On the day of your graduation you released “Fees Will Fall.” Do you see this happening soon considering the politics behind it?
“Fees Will Fall” was merely a premonition of what I see to come, whether in our lifetime or thereafter. There will be a time that we all understand that the acquisition of any qualification is largely dependent on our social positions which is further dependent on our historical positions. This is a modern day song relating to the youth of our day. I hope it will serve as motivation for perseverance and zeal.
How in the world did you juggle your studies, which produced four distinctions, alongside your career as an artist?
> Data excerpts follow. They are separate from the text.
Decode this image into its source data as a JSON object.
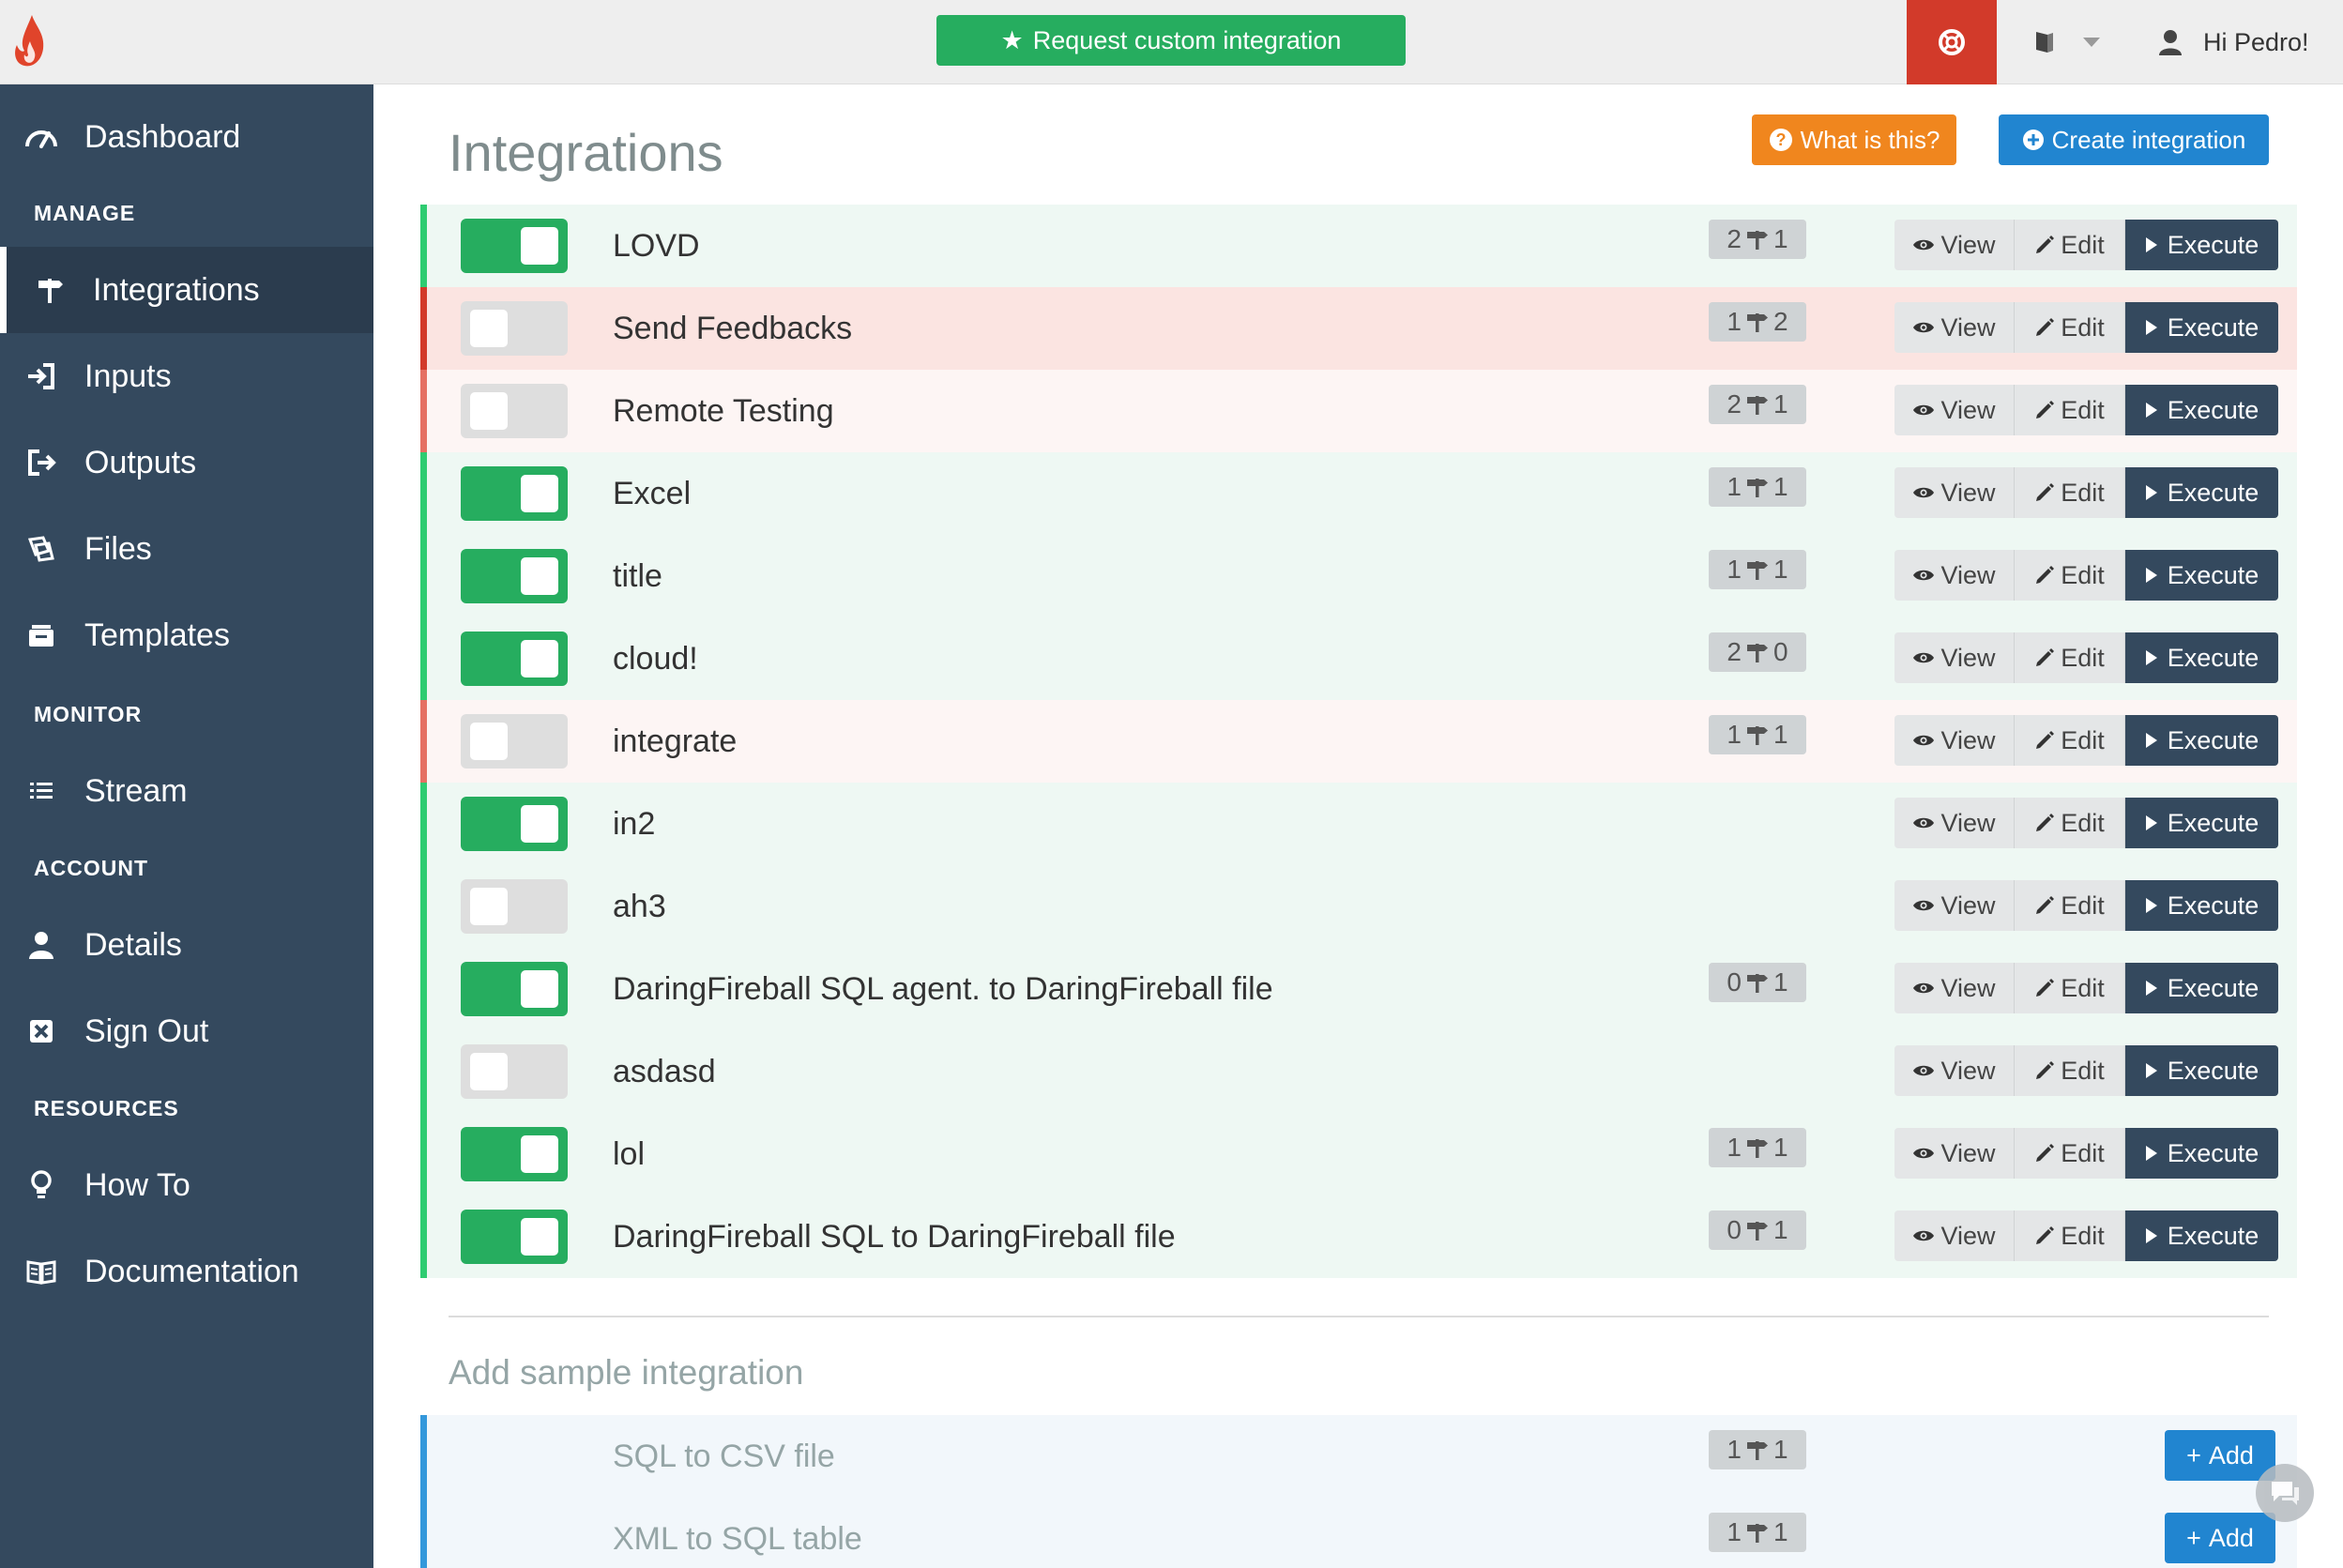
{
  "topbar": {
    "request_label": "Request custom integration",
    "greeting": "Hi Pedro!"
  },
  "sidebar": {
    "items": [
      {
        "label": "Dashboard",
        "icon": "dashboard-icon"
      },
      {
        "label": "Integrations",
        "icon": "signpost-icon"
      },
      {
        "label": "Inputs",
        "icon": "sign-in-icon"
      },
      {
        "label": "Outputs",
        "icon": "sign-out-icon"
      },
      {
        "label": "Files",
        "icon": "files-icon"
      },
      {
        "label": "Templates",
        "icon": "templates-icon"
      },
      {
        "label": "Stream",
        "icon": "list-icon"
      },
      {
        "label": "Details",
        "icon": "user-icon"
      },
      {
        "label": "Sign Out",
        "icon": "close-box-icon"
      },
      {
        "label": "How To",
        "icon": "lightbulb-icon"
      },
      {
        "label": "Documentation",
        "icon": "book-icon"
      }
    ],
    "sections": [
      "MANAGE",
      "MONITOR",
      "ACCOUNT",
      "RESOURCES"
    ],
    "active": "Integrations"
  },
  "main": {
    "title": "Integrations",
    "what_label": "What is this?",
    "create_label": "Create integration",
    "buttons": {
      "view": "View",
      "edit": "Edit",
      "execute": "Execute"
    },
    "integrations": [
      {
        "name": "LOVD",
        "enabled": true,
        "inputs": "2",
        "outputs": "1",
        "state": "on"
      },
      {
        "name": "Send Feedbacks",
        "enabled": false,
        "inputs": "1",
        "outputs": "2",
        "state": "highlight"
      },
      {
        "name": "Remote Testing",
        "enabled": false,
        "inputs": "2",
        "outputs": "1",
        "state": "off"
      },
      {
        "name": "Excel",
        "enabled": true,
        "inputs": "1",
        "outputs": "1",
        "state": "on"
      },
      {
        "name": "title",
        "enabled": true,
        "inputs": "1",
        "outputs": "1",
        "state": "on"
      },
      {
        "name": "cloud!",
        "enabled": true,
        "inputs": "2",
        "outputs": "0",
        "state": "on"
      },
      {
        "name": "integrate",
        "enabled": false,
        "inputs": "1",
        "outputs": "1",
        "state": "off"
      },
      {
        "name": "in2",
        "enabled": true,
        "inputs": null,
        "outputs": null,
        "state": "on"
      },
      {
        "name": "ah3",
        "enabled": false,
        "inputs": null,
        "outputs": null,
        "state": "on"
      },
      {
        "name": "DaringFireball SQL agent. to DaringFireball file",
        "enabled": true,
        "inputs": "0",
        "outputs": "1",
        "state": "on"
      },
      {
        "name": "asdasd",
        "enabled": false,
        "inputs": null,
        "outputs": null,
        "state": "on"
      },
      {
        "name": "lol",
        "enabled": true,
        "inputs": "1",
        "outputs": "1",
        "state": "on"
      },
      {
        "name": "DaringFireball SQL to DaringFireball file",
        "enabled": true,
        "inputs": "0",
        "outputs": "1",
        "state": "on"
      }
    ],
    "sample_title": "Add sample integration",
    "add_label": "Add",
    "samples": [
      {
        "name": "SQL to CSV file",
        "inputs": "1",
        "outputs": "1"
      },
      {
        "name": "XML to SQL table",
        "inputs": "1",
        "outputs": "1"
      }
    ]
  },
  "colors": {
    "sidebar": "#34495e",
    "success": "#26ad5f",
    "danger": "#d23a2a",
    "warning": "#f0861e",
    "primary": "#2185d0"
  }
}
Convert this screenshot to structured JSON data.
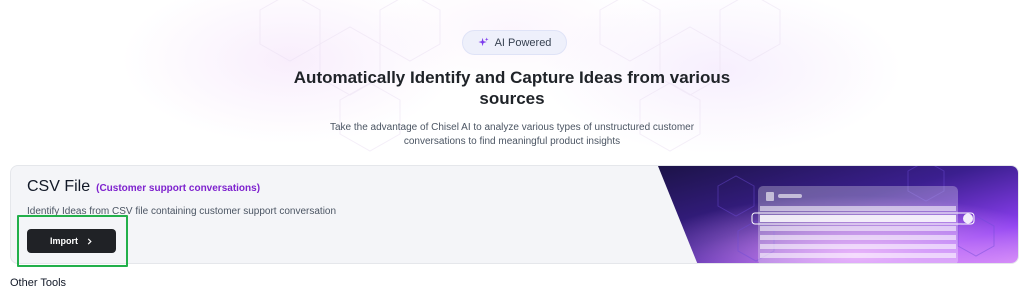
{
  "badge": {
    "label": "AI Powered",
    "icon": "sparkle-icon"
  },
  "hero": {
    "title": "Automatically Identify and Capture Ideas from various sources",
    "subtitle": "Take the advantage of Chisel AI to analyze various types of unstructured customer conversations to find meaningful product insights"
  },
  "card": {
    "title": "CSV File",
    "tag": "(Customer support conversations)",
    "description": "Identify Ideas from CSV file containing customer support conversation",
    "import_label": "Import",
    "import_icon": "chevron-right-icon"
  },
  "section": {
    "other_tools": "Other Tools"
  },
  "colors": {
    "accent_purple": "#7e22ce",
    "button_dark": "#202226",
    "highlight_green": "#22b04b"
  }
}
I believe that if you do something you absolutely love, it isn’t easy to fail. I sacrificed my social time but I did enjoy what I was studying. It was just a lot of focus and discipline.
The sound on your Ground Zero mixtape has evolved and your lyrical content has matured with it. What was the influence behind that?
I have always believed that I am a product of society. The Ground Zero mixtape was a reflection of this through sound. I told the stories of youthful parties, struggles, displacement and even love. Nowadays it’s difficult for the youth to get the right messages where the dominant ideas are around partying, gold teeth, cars and objectified women. I felt obliged to go against the grain.
What’s next from you? Any projects we can look forward to later this year?
My debut album, iGenesis, drops towards the end of 2016 and features some of the country’s heavyweights. It is an amazing time to be alive.